Bankalar, 23 milyar lirayı satacak maaş müşterisi arıyor. Bir bankanın maaş müşterisisiniz. Öyleyse 'avans hesap, artı para, ek hesap, kredili mevduat hesabı' gibi çeşitli adlarla sunulan 'cazip' tekliflerin bir numaralı muhatabısınız.
Beklenmedik gideriniz mi oluştu, maaşınız mı yetmedi, kredi kartınızı mı ödeyemediniz, dert etmeyin! Kolayı var: "Avans hesabınızı" kullanın, demeyeceğiz. Aksine bu hesabı kullanmadan önce iki kere değil, beş kere düşünün, diyeceğiz…
Ben zaten 'ayağımı yorganıma göre uzatırım, param varsa harcarım yoksa harcamam'; dolayısıyla bu hesaplar beni ilgilendirmez, diyenlerdenseniz siz de dikkat! "Ben dilekçemi verdim, tüm bu hesapları kapattım" diyorsanız bile dikkat! Öyle kolay değil, bankaların bu hesabından kurtulmak.
HEDEF 30 MİLYAR
Öyle ki bankalar için 'vazgeçilmez' gelir kalemlerinden bu hesaplar. Geçen yıl Haziran ayında maaş müşterilerine sattıkları 'bu kalem krediler' 6.5 milyar iken; 3 ay sonra yani Eylül ayında 7.3 milyara Aralık ayında ise 7.4 milyara ulaştı. Milliyet'in haberine göre, bankaların bu hesaplar için ayırdıkları kredi tutarı 30 milyar. Yani satılması gereken daha 22.5 milyar TL kredi var.
Dolayısıyla maaş müşterisi olup da bu hesabı kullanmayanlar da bankaların hedefinde. Bu kredi hesabını açmak için 'kişisel beyan, dolayısıyla da kişisel imza' gerekiyor. Ancak şubeler, 'bize hesap böyle devredildi, elimizde bu hesabı istemediğinize dair dilekçeniz yok' bahaneleriyle 'bilinçli maaş müşterilerini' bile kredili mevduat hesabı tuzağına düşürüyorlar.

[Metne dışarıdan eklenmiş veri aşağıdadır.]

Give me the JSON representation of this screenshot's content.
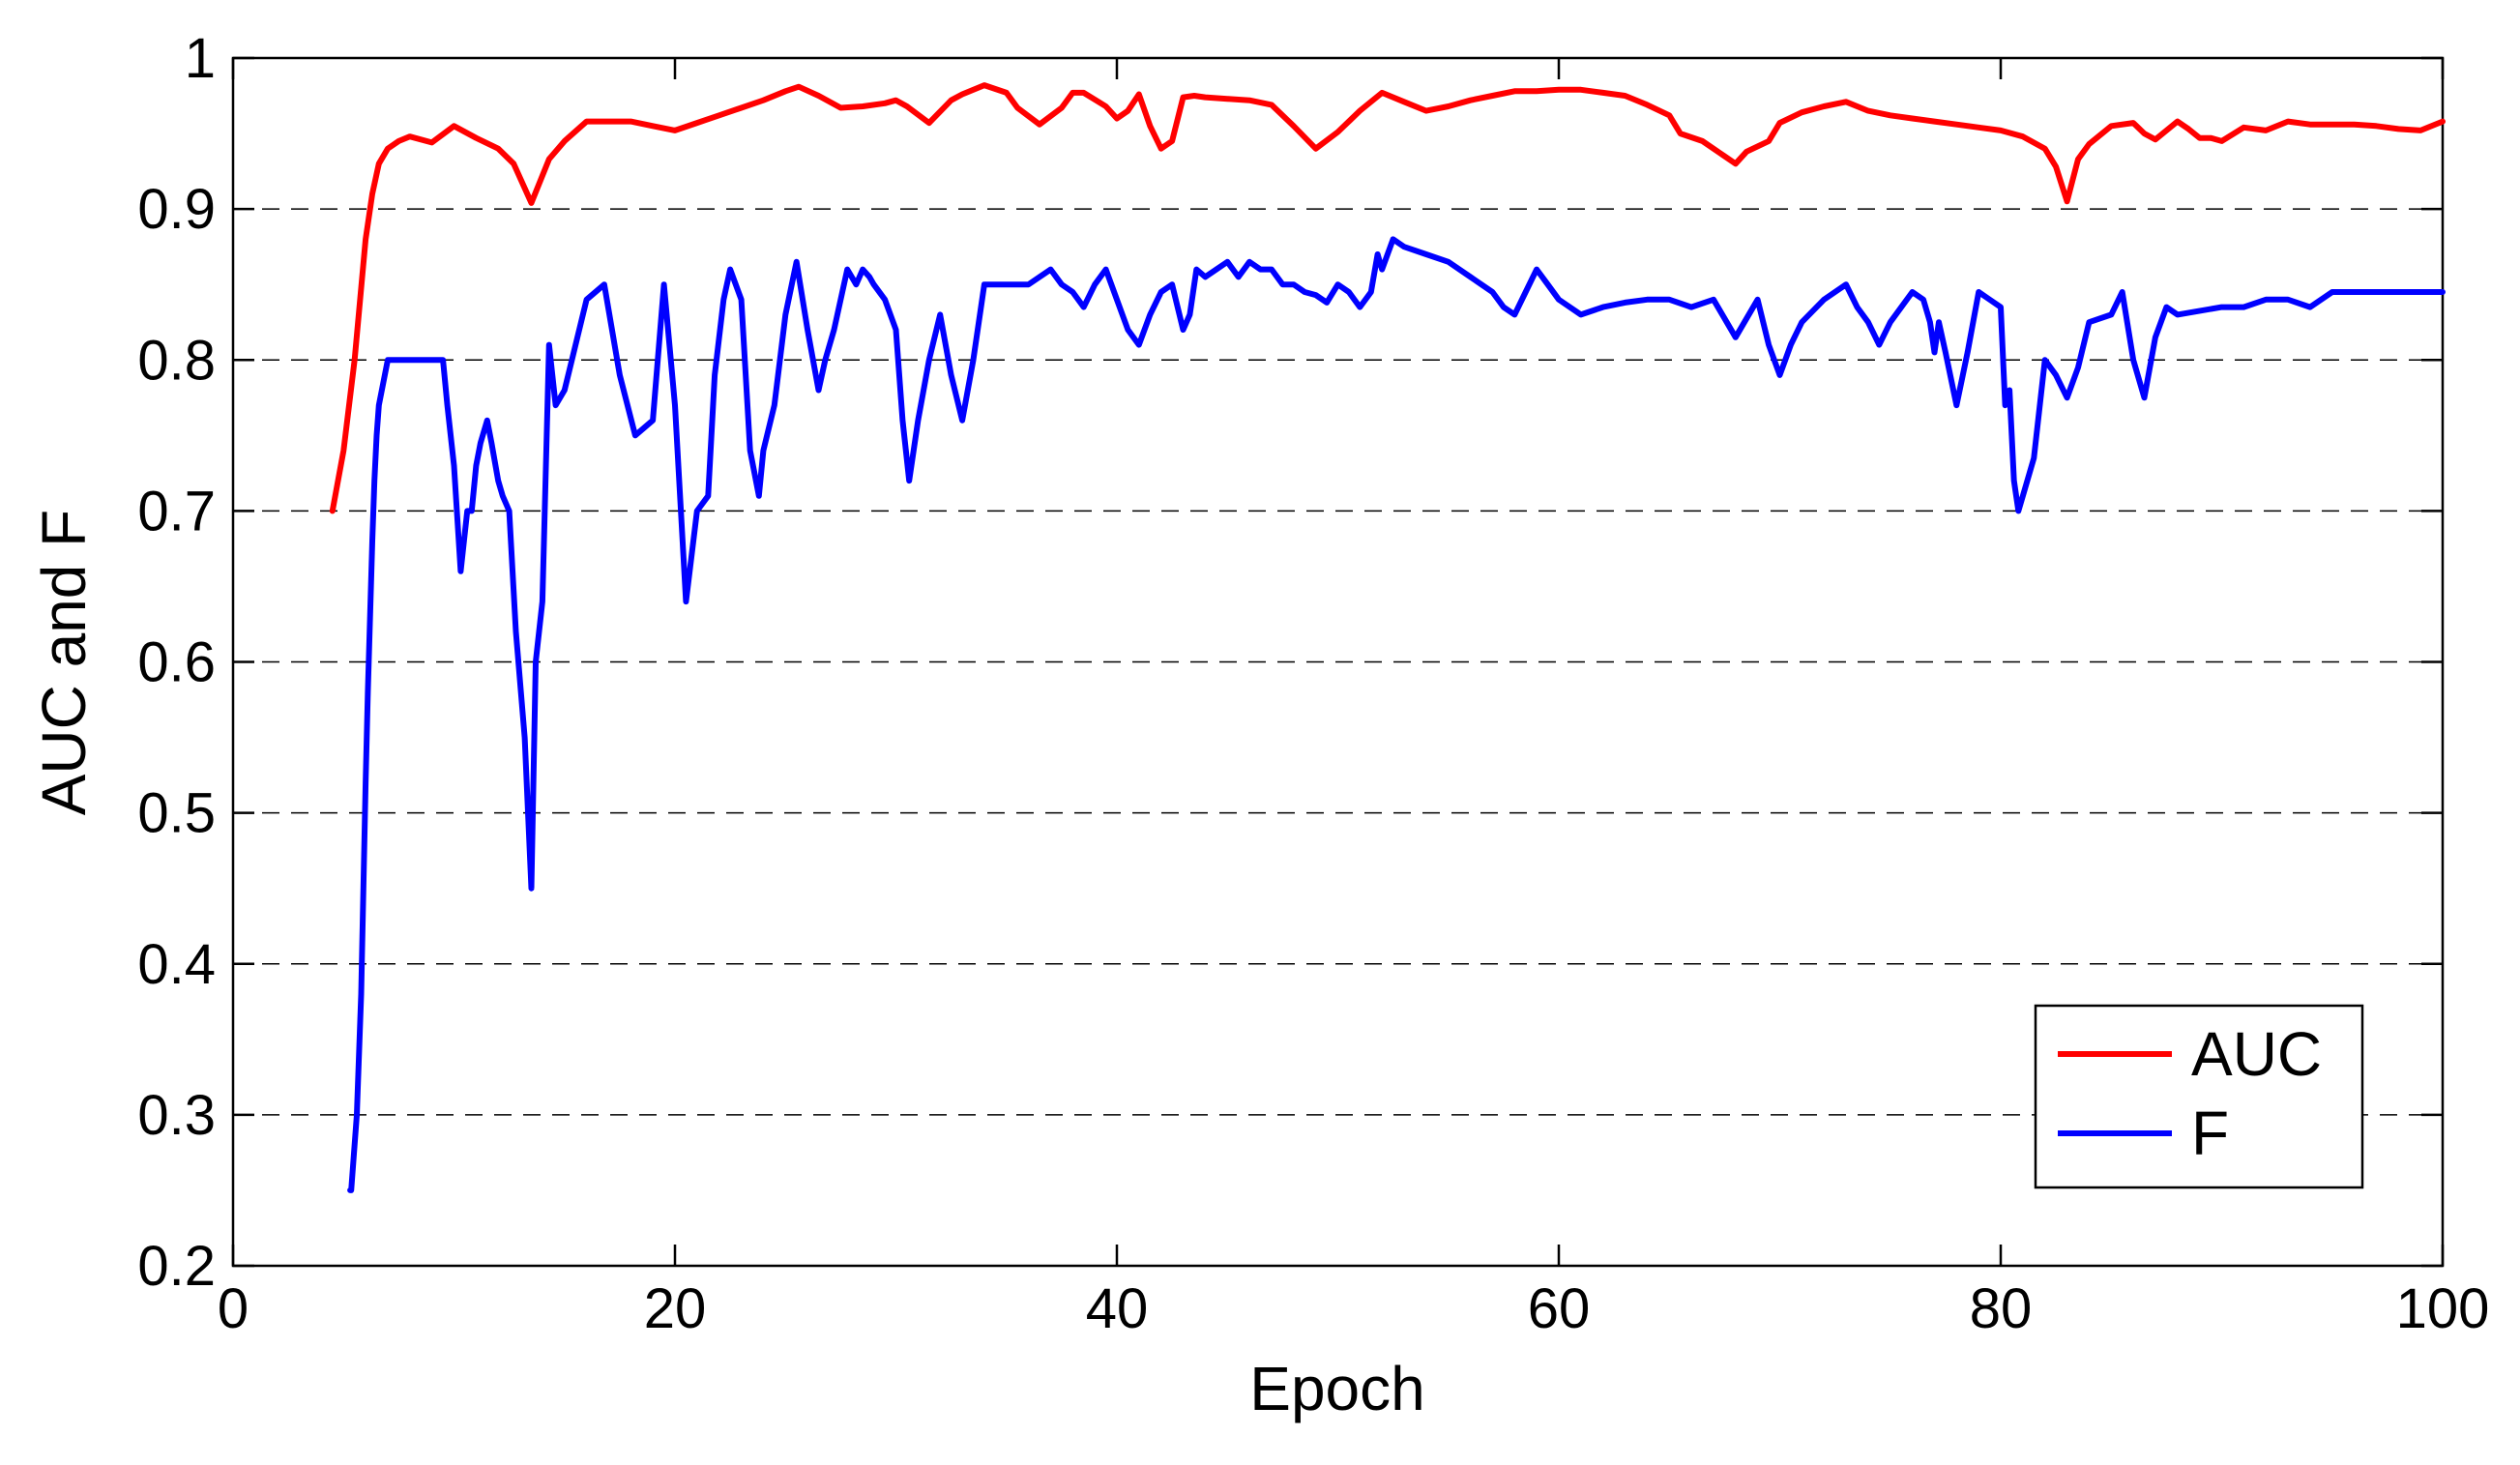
{
  "chart_data": {
    "type": "line",
    "title": "",
    "xlabel": "Epoch",
    "ylabel": "AUC and F",
    "xlim": [
      0,
      100
    ],
    "ylim": [
      0.2,
      1
    ],
    "x_ticks": [
      "0",
      "20",
      "40",
      "60",
      "80",
      "100"
    ],
    "y_ticks": [
      "0.2",
      "0.3",
      "0.4",
      "0.5",
      "0.6",
      "0.7",
      "0.8",
      "0.9",
      "1"
    ],
    "grid": "horizontal dashed",
    "legend_position": "bottom-right",
    "series": [
      {
        "name": "AUC",
        "color": "#ff0000",
        "x": [
          4.5,
          5,
          5.5,
          6,
          6.3,
          6.6,
          7,
          7.5,
          8,
          9,
          10,
          11,
          12,
          12.7,
          13.5,
          14.3,
          15,
          16,
          17,
          18,
          19,
          20,
          21,
          22,
          23,
          24,
          25,
          25.6,
          26.5,
          27.5,
          28.5,
          29.5,
          30,
          30.5,
          31.5,
          32.5,
          33,
          34,
          35,
          35.5,
          36.5,
          37.5,
          38,
          38.5,
          39.5,
          40,
          40.5,
          41,
          41.5,
          42,
          42.5,
          43,
          43.5,
          44,
          45,
          46,
          47,
          48,
          49,
          50,
          51,
          52,
          53,
          54,
          55,
          56,
          57,
          58,
          59,
          60,
          61,
          62,
          63,
          64,
          65,
          65.5,
          66.5,
          67.5,
          68,
          68.5,
          69.5,
          70,
          71,
          72,
          73,
          74,
          75,
          76,
          77,
          78,
          79,
          80,
          81,
          82,
          82.5,
          83,
          83.5,
          84,
          85,
          86,
          86.5,
          87,
          88,
          88.5,
          89,
          89.5,
          90,
          91,
          92,
          93,
          94,
          95,
          96,
          97,
          98,
          99,
          100
        ],
        "y": [
          0.7,
          0.74,
          0.8,
          0.88,
          0.91,
          0.93,
          0.94,
          0.945,
          0.948,
          0.944,
          0.955,
          0.947,
          0.94,
          0.93,
          0.904,
          0.933,
          0.945,
          0.958,
          0.958,
          0.958,
          0.955,
          0.952,
          0.957,
          0.962,
          0.967,
          0.972,
          0.978,
          0.981,
          0.975,
          0.967,
          0.968,
          0.97,
          0.972,
          0.968,
          0.957,
          0.972,
          0.976,
          0.982,
          0.977,
          0.967,
          0.956,
          0.967,
          0.977,
          0.977,
          0.968,
          0.96,
          0.965,
          0.976,
          0.955,
          0.94,
          0.945,
          0.974,
          0.975,
          0.974,
          0.973,
          0.972,
          0.969,
          0.955,
          0.94,
          0.951,
          0.965,
          0.977,
          0.971,
          0.965,
          0.968,
          0.972,
          0.975,
          0.978,
          0.978,
          0.979,
          0.979,
          0.977,
          0.975,
          0.969,
          0.962,
          0.95,
          0.945,
          0.935,
          0.93,
          0.938,
          0.945,
          0.957,
          0.964,
          0.968,
          0.971,
          0.965,
          0.962,
          0.96,
          0.958,
          0.956,
          0.954,
          0.952,
          0.948,
          0.94,
          0.928,
          0.905,
          0.933,
          0.943,
          0.955,
          0.957,
          0.95,
          0.946,
          0.958,
          0.953,
          0.947,
          0.947,
          0.945,
          0.954,
          0.952,
          0.958,
          0.956,
          0.956,
          0.956,
          0.955,
          0.953,
          0.952,
          0.958
        ]
      },
      {
        "name": "F",
        "color": "#0000ff",
        "x": [
          5.3,
          5.35,
          5.6,
          5.8,
          5.9,
          6.0,
          6.1,
          6.2,
          6.3,
          6.4,
          6.5,
          6.6,
          7,
          7.3,
          8,
          9,
          9.5,
          9.7,
          10,
          10.3,
          10.6,
          10.8,
          11,
          11.2,
          11.5,
          11.7,
          12,
          12.2,
          12.5,
          12.8,
          13.2,
          13.5,
          13.7,
          14,
          14.3,
          14.6,
          15,
          16,
          16.8,
          17.5,
          18.2,
          19,
          19.5,
          20,
          20.5,
          21,
          21.5,
          21.8,
          22.2,
          22.5,
          23,
          23.4,
          23.8,
          24,
          24.5,
          25,
          25.5,
          26,
          26.5,
          26.8,
          27.2,
          27.8,
          28.2,
          28.5,
          28.8,
          29,
          29.5,
          30,
          30.3,
          30.6,
          31,
          31.5,
          32,
          32.5,
          33,
          33.5,
          34,
          34.5,
          35,
          36,
          37,
          37.5,
          38,
          38.5,
          39,
          39.5,
          40,
          40.5,
          41,
          41.5,
          42,
          42.5,
          43,
          43.3,
          43.6,
          44,
          44.5,
          45,
          45.5,
          46,
          46.5,
          47,
          47.5,
          48,
          48.5,
          49,
          49.5,
          50,
          50.5,
          51,
          51.5,
          51.8,
          52,
          52.5,
          53,
          54,
          55,
          56,
          57,
          57.5,
          58,
          58.5,
          59,
          59.5,
          60,
          61,
          62,
          63,
          64,
          65,
          66,
          67,
          68,
          69,
          69.5,
          70,
          70.5,
          71,
          72,
          73,
          73.5,
          74,
          74.5,
          75,
          76,
          76.5,
          76.8,
          77,
          77.2,
          77.5,
          78,
          78.5,
          79,
          79.5,
          80,
          80.2,
          80.4,
          80.6,
          80.8,
          81,
          81.5,
          82,
          82.5,
          83,
          83.5,
          84,
          85,
          85.5,
          86,
          86.5,
          87,
          87.5,
          88,
          90,
          91,
          92,
          93,
          94,
          95,
          96,
          97,
          98,
          99,
          100
        ],
        "y": [
          0.25,
          0.25,
          0.3,
          0.38,
          0.45,
          0.52,
          0.58,
          0.63,
          0.68,
          0.72,
          0.75,
          0.77,
          0.8,
          0.8,
          0.8,
          0.8,
          0.8,
          0.77,
          0.73,
          0.66,
          0.7,
          0.7,
          0.73,
          0.745,
          0.76,
          0.745,
          0.72,
          0.71,
          0.7,
          0.62,
          0.55,
          0.45,
          0.6,
          0.64,
          0.81,
          0.77,
          0.78,
          0.84,
          0.85,
          0.79,
          0.75,
          0.76,
          0.85,
          0.77,
          0.64,
          0.7,
          0.71,
          0.79,
          0.84,
          0.86,
          0.84,
          0.74,
          0.71,
          0.74,
          0.77,
          0.83,
          0.865,
          0.82,
          0.78,
          0.8,
          0.82,
          0.86,
          0.85,
          0.86,
          0.855,
          0.85,
          0.84,
          0.82,
          0.76,
          0.72,
          0.76,
          0.8,
          0.83,
          0.79,
          0.76,
          0.8,
          0.85,
          0.85,
          0.85,
          0.85,
          0.86,
          0.85,
          0.845,
          0.835,
          0.85,
          0.86,
          0.84,
          0.82,
          0.81,
          0.83,
          0.845,
          0.85,
          0.82,
          0.83,
          0.86,
          0.855,
          0.86,
          0.865,
          0.855,
          0.865,
          0.86,
          0.86,
          0.85,
          0.85,
          0.845,
          0.843,
          0.838,
          0.85,
          0.845,
          0.835,
          0.845,
          0.87,
          0.86,
          0.88,
          0.875,
          0.87,
          0.865,
          0.855,
          0.845,
          0.835,
          0.83,
          0.845,
          0.86,
          0.85,
          0.84,
          0.83,
          0.835,
          0.838,
          0.84,
          0.84,
          0.835,
          0.84,
          0.815,
          0.84,
          0.81,
          0.79,
          0.81,
          0.825,
          0.84,
          0.85,
          0.835,
          0.825,
          0.81,
          0.825,
          0.845,
          0.84,
          0.825,
          0.805,
          0.825,
          0.805,
          0.77,
          0.805,
          0.845,
          0.84,
          0.835,
          0.77,
          0.78,
          0.72,
          0.7,
          0.71,
          0.735,
          0.8,
          0.79,
          0.775,
          0.795,
          0.825,
          0.83,
          0.845,
          0.8,
          0.775,
          0.815,
          0.835,
          0.83,
          0.835,
          0.835,
          0.84,
          0.84,
          0.835,
          0.845,
          0.845,
          0.845,
          0.845,
          0.845,
          0.845
        ]
      }
    ]
  }
}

Bunu anladığınızda, iş işten geçiyor. Hesabınıza bir bakıyorsunuz ki, 'kredili hesap faizi olarak 15 TL tahsil edildi' uyarısı karşısında. Ne kredisi ne hesabı diye sormak için bankanın 444 hattını arıyorsunuz. 5 dakikadan önce ulaşmak ne mümkün! Diyelim, ulaştınız, anlattınız derdinizi; "Muhatabınız biz değiliz, şubenizi arayın" tavsiyesinde bulunuyor karşıdaki ses. "Bu hesabı kapatmıştım zaten nereden çıktı bu, ben bu faizi ödemem" diyorsanız da nafile. "Şubenizi arayın" diyor karşıdaki mekanik ses.
Kuzu kuzu şubenizi arıyorsunuz… Bir görevli çıkıyor, derdinizi anlatıyorsunuz, ilgili arkadaşa bağlıyorum, diyor. Ama bağlanan kimse yok.. Dördüncü kez telefonu açan kişiye maruzatınızı anlattıktan ve tabii ki bağırıp çağırdıktan sonra sizi telefonu açacak yetkiliye bağlıyorlar.